Of course, there is another important issue that the last iteration of the loop. So, JZN will fail,
and require only 7 T states rather than 10 T states. So, this is this is a very I should say
minute delay calculation, because this JNZ loop instruction. So, it takes 10 T state when the
loop is successful, because in that case the program counter has to be loaded with the value
from the from the memory the what whatever is the instruction this offset the loop. So, that
has to be loaded into the program counter. So, that takes time. Where as, if the loop fails that
is if the Z flag is set, in that case that last part of the instruction is not executed where the
program counter will be loaded with the value of this loop address. So, that is not executed,
that requires some less number less clock cycles and that is B C that requires 7 T states rather
than 10; so to calculate correctly. So, we should deduct these 3 T states from the total delay
from the loop, and the total delay of the program fragment is given by T delay is To + Tl
where To is the delay outside the loop, Tl is the delay of the loop and T delay is the total
delay.
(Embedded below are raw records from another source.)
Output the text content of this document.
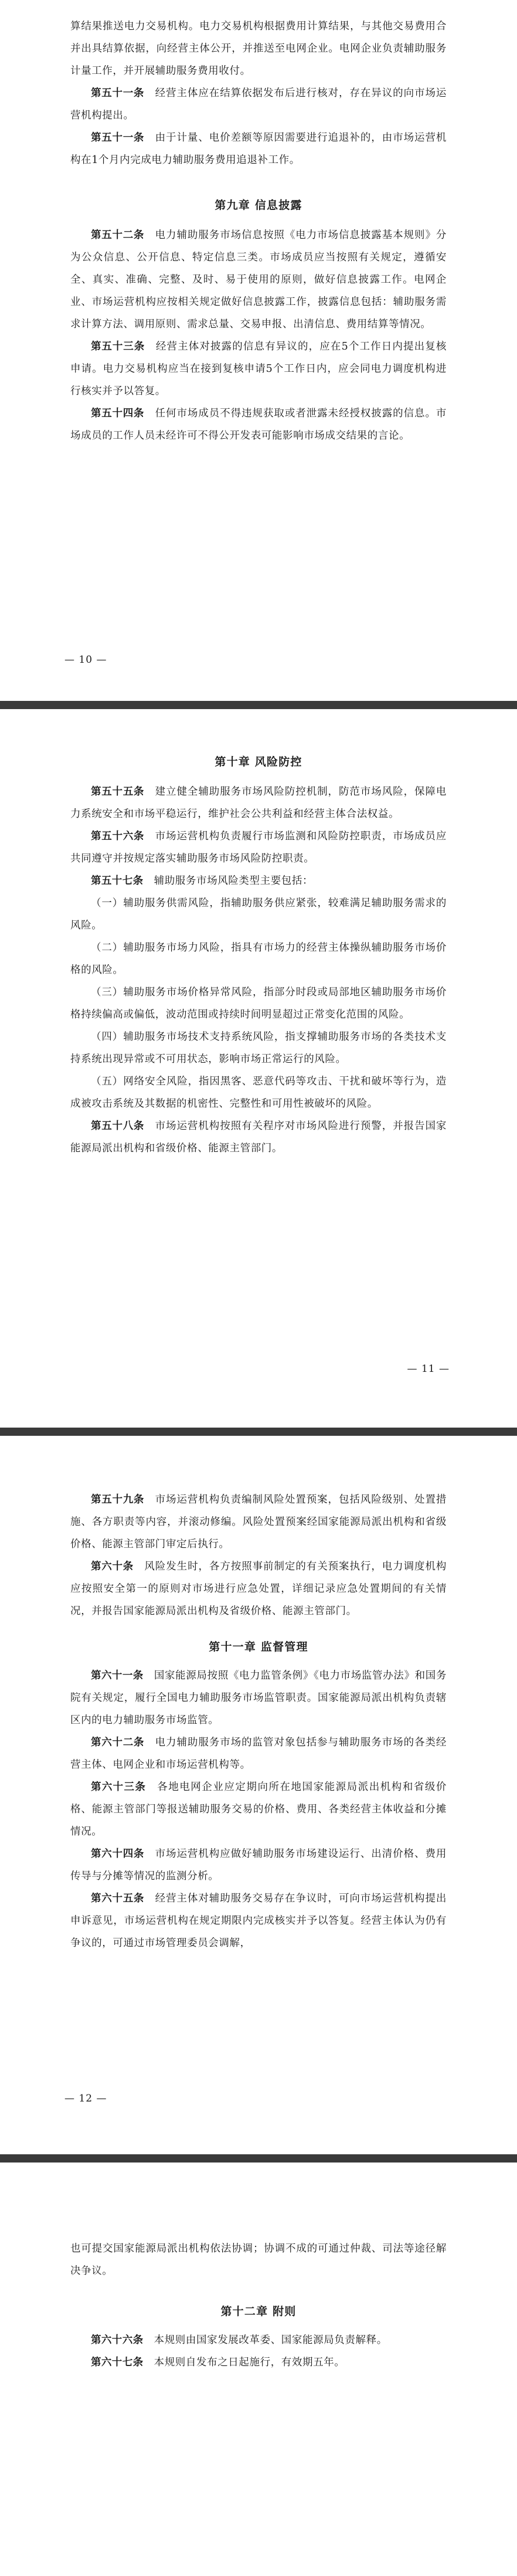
算结果推送电力交易机构。电力交易机构根据费用计算结果，与其他交易费用合并出具结算依据，向经营主体公开，并推送至电网企业。电网企业负责辅助服务计量工作，并开展辅助服务费用收付。

第五十一条  经营主体应在结算依据发布后进行核对，存在异议的向市场运营机构提出。

第五十一条  由于计量、电价差额等原因需要进行追退补的，由市场运营机构在1个月内完成电力辅助服务费用追退补工作。

第九章 信息披露

第五十二条  电力辅助服务市场信息按照《电力市场信息披露基本规则》分为公众信息、公开信息、特定信息三类。市场成员应当按照有关规定，遵循安全、真实、准确、完整、及时、易于使用的原则，做好信息披露工作。电网企业、市场运营机构应按相关规定做好信息披露工作，披露信息包括：辅助服务需求计算方法、调用原则、需求总量、交易申报、出清信息、费用结算等情况。

第五十三条  经营主体对披露的信息有异议的，应在5个工作日内提出复核申请。电力交易机构应当在接到复核申请5个工作日内，应会同电力调度机构进行核实并予以答复。

第五十四条  任何市场成员不得违规获取或者泄露未经授权披露的信息。市场成员的工作人员未经许可不得公开发表可能影响市场成交结果的言论。

— 10 —

第十章 风险防控

第五十五条  建立健全辅助服务市场风险防控机制，防范市场风险，保障电力系统安全和市场平稳运行，维护社会公共利益和经营主体合法权益。

第五十六条  市场运营机构负责履行市场监测和风险防控职责，市场成员应共同遵守并按规定落实辅助服务市场风险防控职责。

第五十七条  辅助服务市场风险类型主要包括：

（一）辅助服务供需风险，指辅助服务供应紧张，较难满足辅助服务需求的风险。

（二）辅助服务市场力风险，指具有市场力的经营主体操纵辅助服务市场价格的风险。

（三）辅助服务市场价格异常风险，指部分时段或局部地区辅助服务市场价格持续偏高或偏低，波动范围或持续时间明显超过正常变化范围的风险。

（四）辅助服务市场技术支持系统风险，指支撑辅助服务市场的各类技术支持系统出现异常或不可用状态，影响市场正常运行的风险。

（五）网络安全风险，指因黑客、恶意代码等攻击、干扰和破坏等行为，造成被攻击系统及其数据的机密性、完整性和可用性被破坏的风险。

第五十八条  市场运营机构按照有关程序对市场风险进行预警，并报告国家能源局派出机构和省级价格、能源主管部门。

— 11 —

第五十九条  市场运营机构负责编制风险处置预案，包括风险级别、处置措施、各方职责等内容，并滚动修编。风险处置预案经国家能源局派出机构和省级价格、能源主管部门审定后执行。

第六十条  风险发生时，各方按照事前制定的有关预案执行，电力调度机构应按照安全第一的原则对市场进行应急处置，详细记录应急处置期间的有关情况，并报告国家能源局派出机构及省级价格、能源主管部门。

第十一章 监督管理

第六十一条  国家能源局按照《电力监管条例》《电力市场监管办法》和国务院有关规定，履行全国电力辅助服务市场监管职责。国家能源局派出机构负责辖区内的电力辅助服务市场监管。

第六十二条  电力辅助服务市场的监管对象包括参与辅助服务市场的各类经营主体、电网企业和市场运营机构等。

第六十三条  各地电网企业应定期向所在地国家能源局派出机构和省级价格、能源主管部门等报送辅助服务交易的价格、费用、各类经营主体收益和分摊情况。

第六十四条  市场运营机构应做好辅助服务市场建设运行、出清价格、费用传导与分摊等情况的监测分析。

第六十五条  经营主体对辅助服务交易存在争议时，可向市场运营机构提出申诉意见，市场运营机构在规定期限内完成核实并予以答复。经营主体认为仍有争议的，可通过市场管理委员会调解，

— 12 —

也可提交国家能源局派出机构依法协调；协调不成的可通过仲裁、司法等途径解决争议。

第十二章 附则

第六十六条  本规则由国家发展改革委、国家能源局负责解释。

第六十七条  本规则自发布之日起施行，有效期五年。
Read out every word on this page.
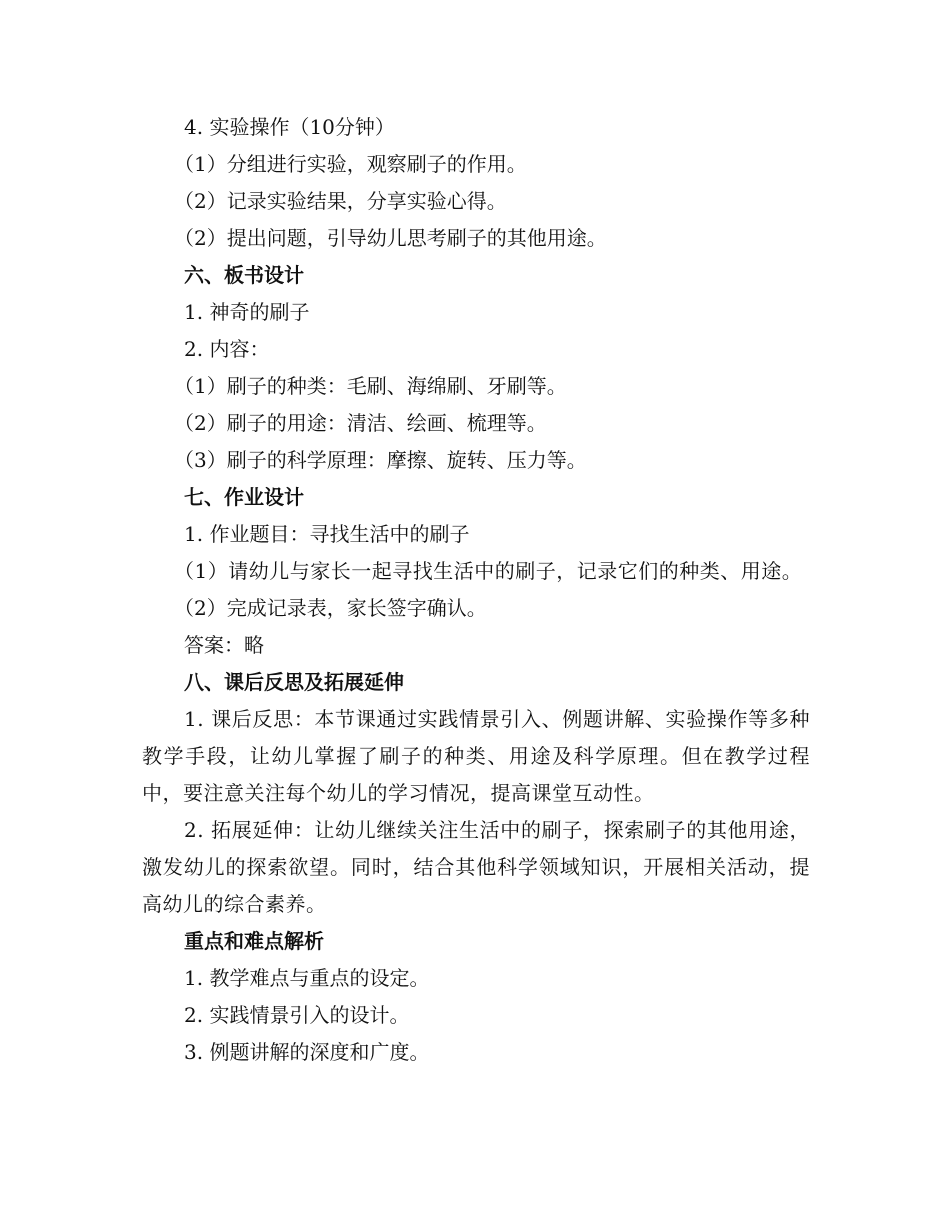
4. 实验操作（10分钟）

（1）分组进行实验，观察刷子的作用。

（2）记录实验结果，分享实验心得。

（2）提出问题，引导幼儿思考刷子的其他用途。

六、板书设计

1. 神奇的刷子

2. 内容：

（1）刷子的种类：毛刷、海绵刷、牙刷等。

（2）刷子的用途：清洁、绘画、梳理等。

（3）刷子的科学原理：摩擦、旋转、压力等。

七、作业设计

1. 作业题目：寻找生活中的刷子

（1）请幼儿与家长一起寻找生活中的刷子，记录它们的种类、用途。

（2）完成记录表，家长签字确认。

答案：略

八、课后反思及拓展延伸

1. 课后反思：本节课通过实践情景引入、例题讲解、实验操作等多种教学手段，让幼儿掌握了刷子的种类、用途及科学原理。但在教学过程中，要注意关注每个幼儿的学习情况，提高课堂互动性。

2. 拓展延伸：让幼儿继续关注生活中的刷子，探索刷子的其他用途，激发幼儿的探索欲望。同时，结合其他科学领域知识，开展相关活动，提高幼儿的综合素养。

重点和难点解析

1. 教学难点与重点的设定。

2. 实践情景引入的设计。

3. 例题讲解的深度和广度。
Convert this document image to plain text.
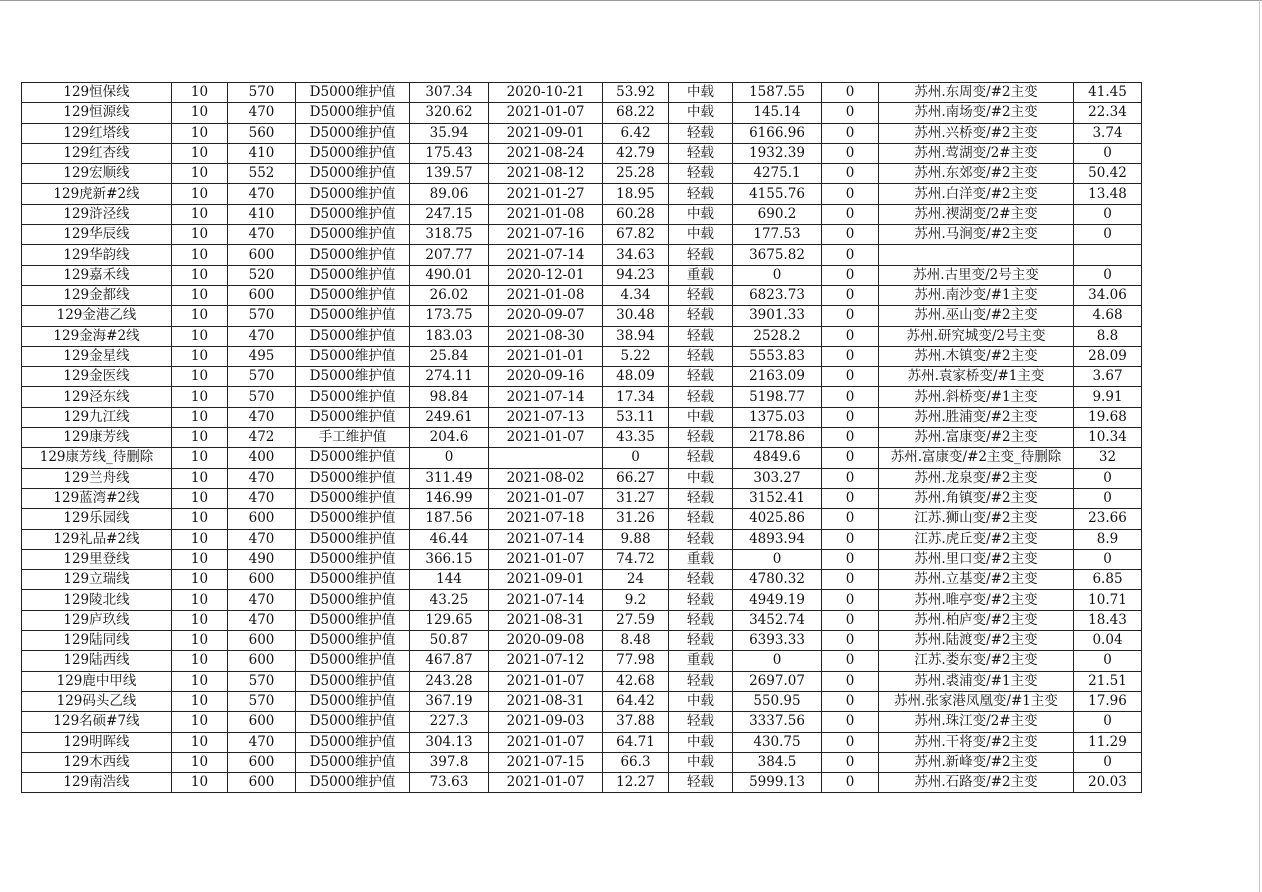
129恒保线	10	570	D5000维护值	307.34	2020-10-21	53.92	中载	1587.55	0	苏州.东周变/#2主变	41.45
129恒源线	10	470	D5000维护值	320.62	2021-01-07	68.22	中载	145.14	0	苏州.南场变/#2主变	22.34
129红塔线	10	560	D5000维护值	35.94	2021-09-01	6.42	轻载	6166.96	0	苏州.兴桥变/#2主变	3.74
129红杏线	10	410	D5000维护值	175.43	2021-08-24	42.79	轻载	1932.39	0	苏州.莺湖变/2#主变	0
129宏顺线	10	552	D5000维护值	139.57	2021-08-12	25.28	轻载	4275.1	0	苏州.东郊变/#2主变	50.42
129虎新#2线	10	470	D5000维护值	89.06	2021-01-27	18.95	轻载	4155.76	0	苏州.白洋变/#2主变	13.48
129浒泾线	10	410	D5000维护值	247.15	2021-01-08	60.28	中载	690.2	0	苏州.禊湖变/2#主变	0
129华辰线	10	470	D5000维护值	318.75	2021-07-16	67.82	中载	177.53	0	苏州.马涧变/#2主变	0
129华韵线	10	600	D5000维护值	207.77	2021-07-14	34.63	轻载	3675.82	0		
129嘉禾线	10	520	D5000维护值	490.01	2020-12-01	94.23	重载	0	0	苏州.古里变/2号主变	0
129金都线	10	600	D5000维护值	26.02	2021-01-08	4.34	轻载	6823.73	0	苏州.南沙变/#1主变	34.06
129金港乙线	10	570	D5000维护值	173.75	2020-09-07	30.48	轻载	3901.33	0	苏州.巫山变/#2主变	4.68
129金海#2线	10	470	D5000维护值	183.03	2021-08-30	38.94	轻载	2528.2	0	苏州.研究城变/2号主变	8.8
129金星线	10	495	D5000维护值	25.84	2021-01-01	5.22	轻载	5553.83	0	苏州.木镇变/#2主变	28.09
129金医线	10	570	D5000维护值	274.11	2020-09-16	48.09	轻载	2163.09	0	苏州.袁家桥变/#1主变	3.67
129泾东线	10	570	D5000维护值	98.84	2021-07-14	17.34	轻载	5198.77	0	苏州.斜桥变/#1主变	9.91
129九江线	10	470	D5000维护值	249.61	2021-07-13	53.11	中载	1375.03	0	苏州.胜浦变/#2主变	19.68
129康芳线	10	472	手工维护值	204.6	2021-01-07	43.35	轻载	2178.86	0	苏州.富康变/#2主变	10.34
129康芳线_待删除	10	400	D5000维护值	0		0	轻载	4849.6	0	苏州.富康变/#2主变_待删除	32
129兰舟线	10	470	D5000维护值	311.49	2021-08-02	66.27	中载	303.27	0	苏州.龙泉变/#2主变	0
129蓝湾#2线	10	470	D5000维护值	146.99	2021-01-07	31.27	轻载	3152.41	0	苏州.角镇变/#2主变	0
129乐园线	10	600	D5000维护值	187.56	2021-07-18	31.26	轻载	4025.86	0	江苏.狮山变/#2主变	23.66
129礼品#2线	10	470	D5000维护值	46.44	2021-07-14	9.88	轻载	4893.94	0	江苏.虎丘变/#2主变	8.9
129里登线	10	490	D5000维护值	366.15	2021-01-07	74.72	重载	0	0	苏州.里口变/#2主变	0
129立瑞线	10	600	D5000维护值	144	2021-09-01	24	轻载	4780.32	0	苏州.立基变/#2主变	6.85
129陵北线	10	470	D5000维护值	43.25	2021-07-14	9.2	轻载	4949.19	0	苏州.唯亭变/#2主变	10.71
129庐玖线	10	470	D5000维护值	129.65	2021-08-31	27.59	轻载	3452.74	0	苏州.柏庐变/#2主变	18.43
129陆同线	10	600	D5000维护值	50.87	2020-09-08	8.48	轻载	6393.33	0	苏州.陆渡变/#2主变	0.04
129陆西线	10	600	D5000维护值	467.87	2021-07-12	77.98	重载	0	0	江苏.娄东变/#2主变	0
129鹿中甲线	10	570	D5000维护值	243.28	2021-01-07	42.68	轻载	2697.07	0	苏州.裘浦变/#1主变	21.51
129码头乙线	10	570	D5000维护值	367.19	2021-08-31	64.42	中载	550.95	0	苏州.张家港凤凰变/#1主变	17.96
129名硕#7线	10	600	D5000维护值	227.3	2021-09-03	37.88	轻载	3337.56	0	苏州.珠江变/2#主变	0
129明晖线	10	470	D5000维护值	304.13	2021-01-07	64.71	中载	430.75	0	苏州.干将变/#2主变	11.29
129木西线	10	600	D5000维护值	397.8	2021-07-15	66.3	中载	384.5	0	苏州.新峰变/#2主变	0
129南浩线	10	600	D5000维护值	73.63	2021-01-07	12.27	轻载	5999.13	0	苏州.石路变/#2主变	20.03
So, if there are a number of instructions which are not in the loop, which are outside
the loop so, they will contribute to To calculation. In our case there is only a single
instruction which is initializing the C register with the value.
So, in our case this To is equal to 7 T states delay of the MVI instruction, and Tl is (14*255)-
3, because for the last iteration JZN will not require that 3 cycles. So, it will require 7 cycles
instead of 10. And that boils down to 3567 T states; so 14 T states for the 2 instructions. So,
that is repeated 255 times reduced by 3 T says that is for the final calculation of T l.